Beef Stroganoff - Best
Super easy
Rich, layered, and elegantly rustic — perfect for a weeknight dish with chef-like polish.
Prep
10m
Cook
15m
| Category: | Main Dish Beef |
| Cuisine Type | American |
Ingredients
For
4
Serving(s)
Ingredients
| 2 cups leftover roast beef cut into thin strips |
| 1 cup Leftover gravy, preferably beefy and rich |
| 1 tbsp butter |
| 1 tbsp Olive Oil |
| 1 Shallot minced (or half a red onion) |
| 2 cloves garlic (minced) |
| 1 tsp smoked paprika |
| 1 tsp dijon mustard |
| 200 g mushrooms thinly sliced (cremini or chestnut mushrooms preferred) |
| 1/2 cup white wine or dry sherry (optional but classic) |
| 1/2 cup sour cream or crème fraiche |
| Fresh thyme leaves (or ¼ tsp dried) |
| Salt & Pepper to taste |
| Fresh parsley, chopped |
| Pasta or buttered egg noodles (or rice, mashed potato) |
Beef Stroganoff - Best Directions
- Sauté the aromatics: In a large sauté pan, melt butter + oil over medium heat. Add shallots and mushrooms, cook until soft and golden (~6–8 mins). Add garlic, thyme, and paprika; stir for 30 seconds.
- Deglaze: Add white wine (or a splash of water), scraping up the flavorful bits from the pan. Let it reduce by half.
- Add gravy and beef: Stir in your leftover gravy. Let it bubble gently, then add in your sliced roast beef. Simmer 2–3 minutes to warm through.
- Creamy finish: Lower heat. Stir in Dijon mustard and sour cream until silky. Don’t boil or it might split — just gently warm.
- Taste & balance: Season with salt and black pepper. Add more paprika or mustard if you want extra zing.
- Serve: Spoon over buttered egg noodles.

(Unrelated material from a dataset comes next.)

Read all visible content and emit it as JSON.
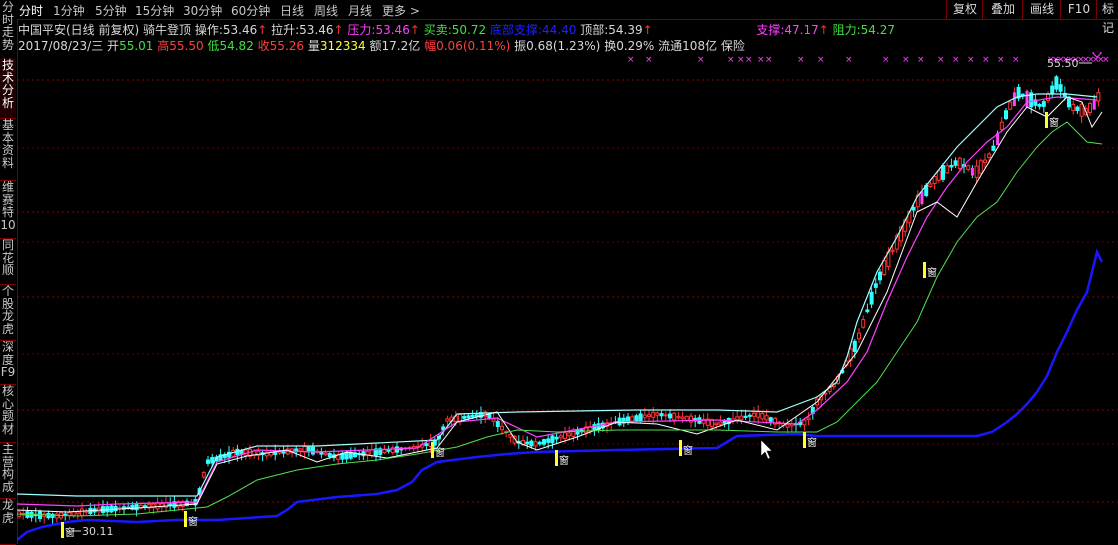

Garnish with chopped parsley and a dollop of sour cream if desired.
Notes
Chef-Level Touches (Optional):
- Add a splash of soy sauce or Worcestershire for umami depth.
- Use crème fraîche instead of sour cream for a smoother, tangier result.
- A few drops of truffle oil or finishing with grated horseradish gives restaurant flair.